Por Alexandre Freire Duarte
“Marriage Story”, EUA, 2020; dirigido por Noah Baumbach, com Adam Driver, Scarlett Johansson, Laura Dern.
Quando, em Dezembro de 2019, o filme “Marriage Story” estreou, não o abordei nesta rúbrica. Pensei, na ocasião, que seria mais relevante dar atenção a outras obras, todavia, tendo os atritos conjugais aumentado durante as semanas de confinamento da primeira metade de 2020, estimei dever revisitá-lo.
É improvável que se consiga ver esta obra sem se acabar por ter a “alma”, crescentemente compassiva, nas mãos. Mesmo quem nunca passou pelo drama, tocante mas não desesperante, que nela é apresentado, pressentirá estar diante de um exímio retrato do amor a ser futilmente despedaçado sob as tensões e fragilidades humanas. Com um argumento realista; dirigido com mestria; e dotado de eloquentes desempenhos, “Marriage Story” é uma análise atenta e honesta das complexas, pungentes e tantas vezes cegas tempestades emocionais características dos processos de decomposição das relações conjugais. Processos que, em última análise, decorrem de egoísmos “míopes” e “estrábicos” que, sendo indómitos sem a assunção da graça crística, transforam até a pessoa mais querida em alguém insuportável.
Este filme também chama a atenção para o facto de estarmos a viver dias em que o divórcio, ainda mais do que a morte – da qual ele é como que uma antecipação –, tende a ser feito invisível por uma nossa sociedade que quer passar a ideia de que o mesmo é algo de “natural” e passível de ser levado a cabo de modo “confortável”. Não o é. Todo o divórcio, mesmo os que decorrem de cenários de comum (ir)responsabilidade, é o doloroso descalabro, raramente recobrável, de uma história. É a sombria derrota de uma vida partilhada que, assim, terminará ferindo todos os envolvidos – em especial os mais frágeis.
O divórcio é ainda, e como esta obra me fez verificar, uma dos mais vigorosos sinais do que pode ser uma anti-Eucaristia. Na, e pela, Eucarística, somos fortalecidos pelo sangue do Senhor na edificação de laços de comunhão. No divórcio, e como “Marriage Story” sugere – sobretudo pelas personagens dos advogados –, os “vampiros” da nossa sociedade banqueteiam-se do, e no, sangue da dilaceração da vida comum de tanta gente, celebrando a propagação, até tal desfecho, do mito de que o amor e a esperança são nuvens estéreis de sentimentos, e não virtudes arraigadas na vontade – nomeadamente da árdua construção de uma união de corações.

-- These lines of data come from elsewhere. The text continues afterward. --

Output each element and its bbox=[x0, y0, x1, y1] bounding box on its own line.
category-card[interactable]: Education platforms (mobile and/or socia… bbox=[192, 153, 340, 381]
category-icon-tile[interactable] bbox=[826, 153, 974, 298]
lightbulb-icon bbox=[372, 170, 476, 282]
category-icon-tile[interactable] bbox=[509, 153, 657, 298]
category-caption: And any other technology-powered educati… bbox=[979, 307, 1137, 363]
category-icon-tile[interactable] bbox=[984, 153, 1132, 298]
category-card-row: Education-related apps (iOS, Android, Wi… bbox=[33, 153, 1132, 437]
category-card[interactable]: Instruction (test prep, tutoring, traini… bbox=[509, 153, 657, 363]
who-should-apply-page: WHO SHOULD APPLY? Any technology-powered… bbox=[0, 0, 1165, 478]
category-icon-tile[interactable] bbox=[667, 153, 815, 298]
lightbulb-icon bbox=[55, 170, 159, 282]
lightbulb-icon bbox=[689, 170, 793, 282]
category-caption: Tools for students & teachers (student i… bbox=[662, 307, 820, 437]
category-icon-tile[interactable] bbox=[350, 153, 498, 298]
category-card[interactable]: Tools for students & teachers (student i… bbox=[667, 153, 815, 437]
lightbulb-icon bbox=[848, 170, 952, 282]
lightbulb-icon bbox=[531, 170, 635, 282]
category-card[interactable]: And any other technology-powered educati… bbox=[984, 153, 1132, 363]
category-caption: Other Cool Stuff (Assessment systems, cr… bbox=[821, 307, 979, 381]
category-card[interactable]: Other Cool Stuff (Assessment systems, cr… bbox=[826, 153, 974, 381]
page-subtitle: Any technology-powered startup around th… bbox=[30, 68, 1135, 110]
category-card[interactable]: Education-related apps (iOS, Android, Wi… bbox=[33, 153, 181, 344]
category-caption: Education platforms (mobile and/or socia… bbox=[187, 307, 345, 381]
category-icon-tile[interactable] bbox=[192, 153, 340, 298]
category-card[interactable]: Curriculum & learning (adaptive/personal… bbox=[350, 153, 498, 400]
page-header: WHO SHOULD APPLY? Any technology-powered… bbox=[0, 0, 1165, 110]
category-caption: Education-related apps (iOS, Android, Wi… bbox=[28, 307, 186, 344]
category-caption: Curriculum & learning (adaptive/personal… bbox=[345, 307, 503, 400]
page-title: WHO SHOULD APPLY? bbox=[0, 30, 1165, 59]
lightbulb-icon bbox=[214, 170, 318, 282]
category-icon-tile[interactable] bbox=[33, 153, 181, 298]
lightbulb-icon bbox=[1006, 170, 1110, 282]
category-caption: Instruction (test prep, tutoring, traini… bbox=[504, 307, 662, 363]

Se assim é, a tortura do divórcio, enraizada em falhas numa comunicação sadia que se foi esfriando, vai mais além das pessoas nela envolvidas, repercutindo-se naquele Deus-Amor que Se expressa de um modo singular no amor conjugal. Ninguém que atravessa tal tortura fica incólume. Antes, e como este filme patenteia, torna-se progressivamente mais desabrigado, desorientado e, por fim, emparedado em atitudes espirituais negativas. Isto leva a que viva, talvez durante anos, com detritos de amargura que sequestrarão a felicidade, apontando para a evidência de que dificilmente alguém conseguirá encontrar um genuíno “final feliz” em qualquer separação matrimonial.